Thursday, March 8, 2007

Divorce Journal Entry #11

March 8, 2007
12:16 am

2006 was a year from hell. We endured incredible obstacles together. We overcame several moves and pinched every last dollar. We were slandered in the news, persecuted by our neighbors, scrutinized by our friends. But nothing that happened was for naught.

It took these challenges and struggles for me to realize who I had become, both in my marriage and professional life. What once was a soft, sincere man had become a cold, unforgiving core. I neglected my wife’s heart and trod along on my own path. I was hurtful.

But God created the beauty from the ashes. I know that God worked in my life to transform me into a patient, caring, serving person. My wife became the foremost attraction of my day. All I needed was her presence and I had found peace. I performed simple acts of kindness to show her that I loved her. I lifted her up in praise before to strangers as the proud husband I am. She is my joy.

2007 was ushered in and I told myself that it couldn’t possibly be as trying as 2006. I only wish this was the case.

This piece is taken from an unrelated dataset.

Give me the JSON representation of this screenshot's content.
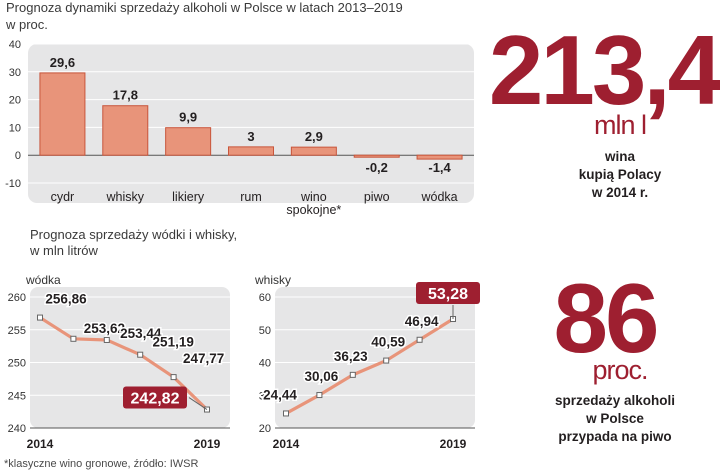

What was previously a disaster had become a trial of fire. I was so proud of my wife for standing toe-to-toe with me against the enemy. She was my number one ally, even though it was painful for her to bear. She is my lifesong.

I tried so diligently to show her how I felt. I don’t regret a single laugh, gift, or act of service. I wanted her to know that I love her.

I spoke with a counselor yesterday. He kept telling me that it doesn’t matter how much I want my marriage to work if my wife isn’t willing to try. What a heart-wrenching truth!

I will patiently wait and struggle to find peace. I will not lose hope that someday she will see how much I care, and care. That someday she will find that I am truly repentant of my acts of poor judgment. That someday she will agree to try professional help with me and allow the wounds to heal. I will guard my heart because she is still my wife and I am still her husband. I love my wife.